Ms. Shearer had been running successful farmers markets in Scottsdale for years, using temporary signs to direct customers to the markets without creating any safety or traffic problems. But in 2014 the City started requiring her to follow permitting rules that other similar businesses weren’t required to follow and it severely limited her ability to put out signs. The City even barred Ms. Shearer from placing her temporary signs on private property where the owners gave her permission. The result of the City’s restriction was to destroy her business. Her farmers market went from two profitable markets every weekend down to one market struggling to make $100.

Scottsdale treats temporary signs very differently depending on who the advertiser is and what the signs say. Under the Scottsdale code, if Ms. Shearer were selling Christmas trees, she wouldn’t need a permit for signs at her market. If she were holding a real estate open house, she could put a sign on every corner for a square mile without asking permission. If she were running for office, she could put election signs in any public right-of-way no questions asked. But because her signs direct customers to her farmers market, she has to go through a permitting process where bureaucrats decide how many signs she gets, where she can put them, and for how long. Not only is it unfair to single her out, it’s unconstitutional to have different rules for signs based on their messages.

In its 2015 ruling, Reed v. Town of Gilbert, the U.S. Supreme Court ruled that cities may not impose different rules on signs based on the messages they convey. That decision struck down sign ordinances in nearby Gilbert, Ariz., and applies to all cities across the country. Scottsdale’s ordinance violates this rule because of the have different application and approval processes for signs based on their messages—exactly what the Reed case forbids.

“The Institute tried to work with Scottsdale to address their unconstitutional sign regulations without going to court,” Blanchard explained. “We sent a letter in November 2015 informing Scottsdale that its sign code was unconstitutional and met in person with city officials in February 2016. The Institute followed up after that meeting by sending the City a copy of its recently published report that explains how cities can fix their sign codes to respect the First Amendment.” But City officials refused to back down.

“Aaron’s farmers market is her livelihood and signs are crucial to her business. Imagine having a legal business that you aren’t allowed to advertise,” said Blanchard. “Elected officials can’t fill right-of-ways with their election signs and then turn around and ban others from having signs in the exact same place. It’s not only unfair, it’s unconstitutional.”

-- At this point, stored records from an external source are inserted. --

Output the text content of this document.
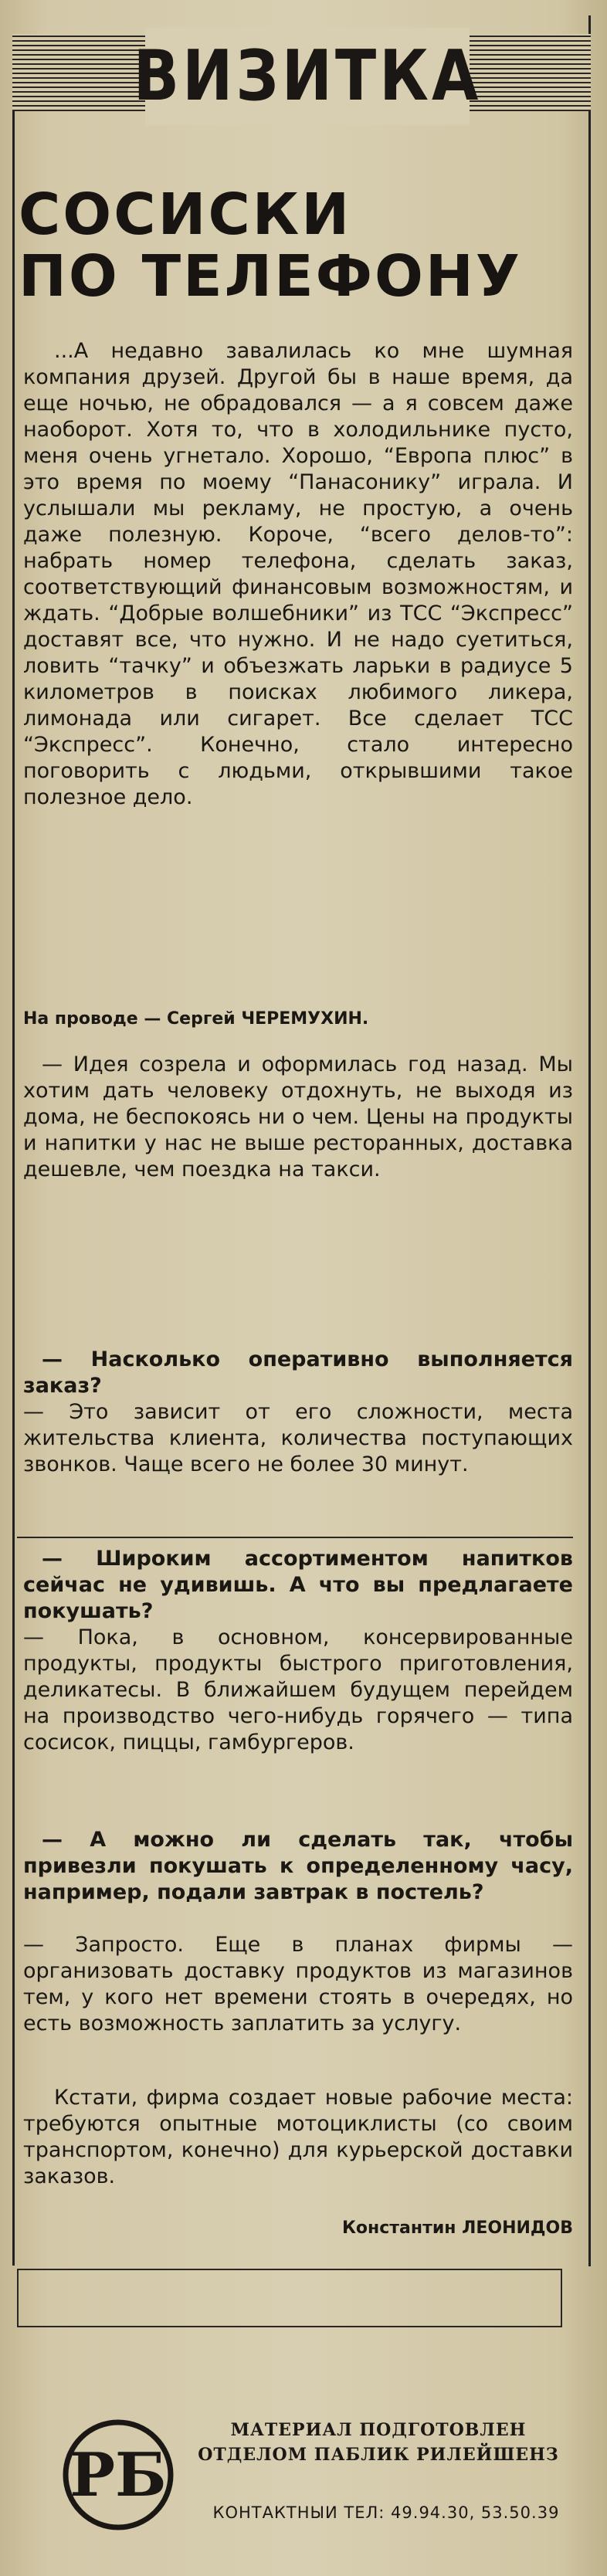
ВИЗИТКА
СОСИСКИ
ПО ТЕЛЕФОНУ
...А недавно завалилась ко мне шумная компания друзей. Другой бы в наше время, да еще ночью, не обрадовался — а я совсем даже наоборот. Хотя то, что в холодильнике пусто, меня очень угнетало. Хорошо, “Европа плюс” в это время по моему “Панасонику” играла. И услышали мы рекламу, не простую, а очень даже полезную. Короче, “всего делов-то”: набрать номер телефона, сделать заказ, соответствующий финансовым возможностям, и ждать. “Добрые волшебники” из ТСС “Экспресс” доставят все, что нужно. И не надо суетиться, ловить “тачку” и объезжать ларьки в радиусе 5 километров в поисках любимого ликера, лимонада или сигарет. Все сделает ТСС “Экспресс”. Конечно, стало интересно поговорить с людьми, открывшими такое полезное дело.
На проводе — Сергей ЧЕРЕМУХИН.
— Идея созрела и оформилась год назад. Мы хотим дать человеку отдохнуть, не выходя из дома, не беспокоясь ни о чем. Цены на продукты и напитки у нас не выше ресторанных, доставка дешевле, чем поездка на такси.
— Насколько оперативно выполняется заказ?
— Это зависит от его сложности, места жительства клиента, количества поступающих звонков. Чаще всего не более 30 минут.
— Широким ассортиментом напитков сейчас не удивишь. А что вы предлагаете покушать?
— Пока, в основном, консервированные продукты, продукты быстрого приготовления, деликатесы. В ближайшем будущем перейдем на производство чего-нибудь горячего — типа сосисок, пиццы, гамбургеров.
— А можно ли сделать так, чтобы привезли покушать к определенному часу, например, подали завтрак в постель?
— Запросто. Еще в планах фирмы — организовать доставку продуктов из магазинов тем, у кого нет времени стоять в очередях, но есть возможность заплатить за услугу.
Кстати, фирма создает новые рабочие места: требуются опытные мотоциклисты (со своим транспортом, конечно) для курьерской доставки заказов.
Константин ЛЕОНИДОВ
РБ
МАТЕРИАЛ ПОДГОТОВЛЕН
ОТДЕЛОМ ПАБЛИК РИЛЕЙШЕНЗ
КОНТАКТНЫИ ТЕЛ: 49.94.30, 53.50.39
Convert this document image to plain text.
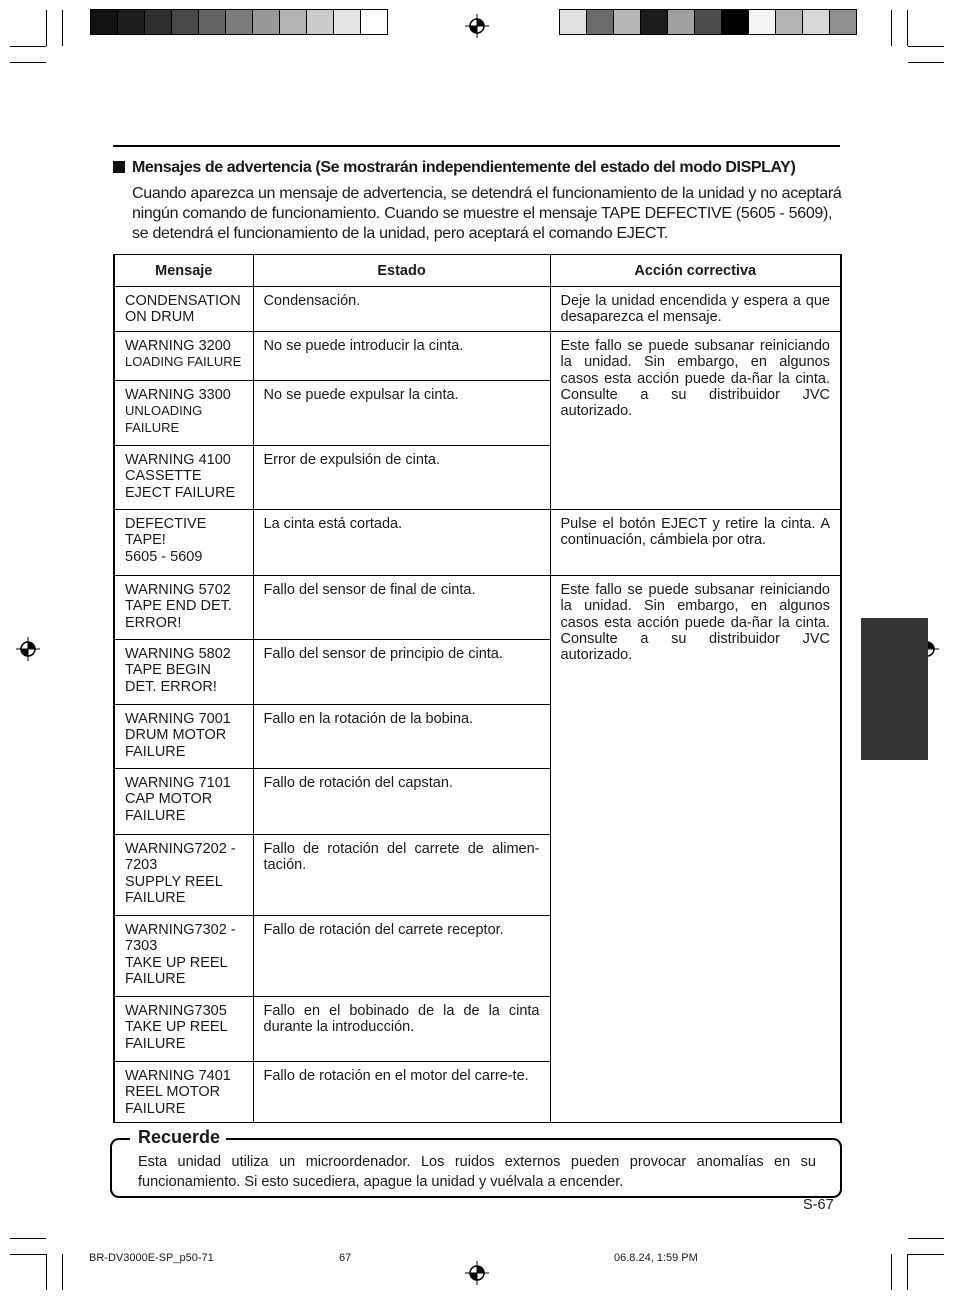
Mensajes de advertencia (Se mostrarán independientemente del estado del modo DISPLAY)
Cuando aparezca un mensaje de advertencia, se detendrá el funcionamiento de la unidad y no aceptará ningún comando de funcionamiento. Cuando se muestre el mensaje TAPE DEFECTIVE (5605 - 5609), se detendrá el funcionamiento de la unidad, pero aceptará el comando EJECT.
Mensaje	Estado	Acción correctiva

CONDENSATION
ON DRUM	Condensación.	Deje la unidad encendida y espera a que desaparezca el mensaje.

WARNING 3200
LOADING FAILURE	No se puede introducir la cinta.	Este fallo se puede subsanar reiniciando la unidad. Sin embargo, en algunos casos esta acción puede da-ñar la cinta. Consulte a su distribuidor JVC autorizado.

WARNING 3300
UNLOADING
FAILURE	No se puede expulsar la cinta.	

WARNING 4100
CASSETTE
EJECT FAILURE	Error de expulsión de cinta.	

DEFECTIVE
TAPE!
5605 - 5609	La cinta está cortada.	Pulse el botón EJECT y retire la cinta. A continuación, cámbiela por otra.

WARNING 5702
TAPE END DET.
ERROR!	Fallo del sensor de final de cinta.	Este fallo se puede subsanar reiniciando la unidad. Sin embargo, en algunos casos esta acción puede da-ñar la cinta. Consulte a su distribuidor JVC autorizado.

WARNING 5802
TAPE BEGIN
DET. ERROR!	Fallo del sensor de principio de cinta.	

WARNING 7001
DRUM MOTOR
FAILURE	Fallo en la rotación de la bobina.	

WARNING 7101
CAP MOTOR
FAILURE	Fallo de rotación del capstan.	

WARNING7202 -
7203
SUPPLY REEL
FAILURE	Fallo de rotación del carrete de alimen-tación.	

WARNING7302 -
7303
TAKE UP REEL
FAILURE	Fallo de rotación del carrete receptor.	

WARNING7305
TAKE UP REEL
FAILURE	Fallo en el bobinado de la de la cinta durante la introducción.	

WARNING 7401
REEL MOTOR
FAILURE	Fallo de rotación en el motor del carre-te.	
Recuerde
Esta unidad utiliza un microordenador. Los ruidos externos pueden provocar anomalías en su funcionamiento. Si esto sucediera, apague la unidad y vuélvala a encender.
S-67
BR-DV3000E-SP_p50-71	67	06.8.24, 1:59 PM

The Institute has been working to ensure equal treatment under the law and to protect the First Amendment since before the Reed decision. The Institute successfully defended the right of a gun safety training company to advertise in City of Phoenix bus shelters and for “sign-walkers” to use public sidewalks to advertise local businesses, and recently filed suit against the City of Chandler, Ariz., challenging its sign ordinance on the same free speech grounds.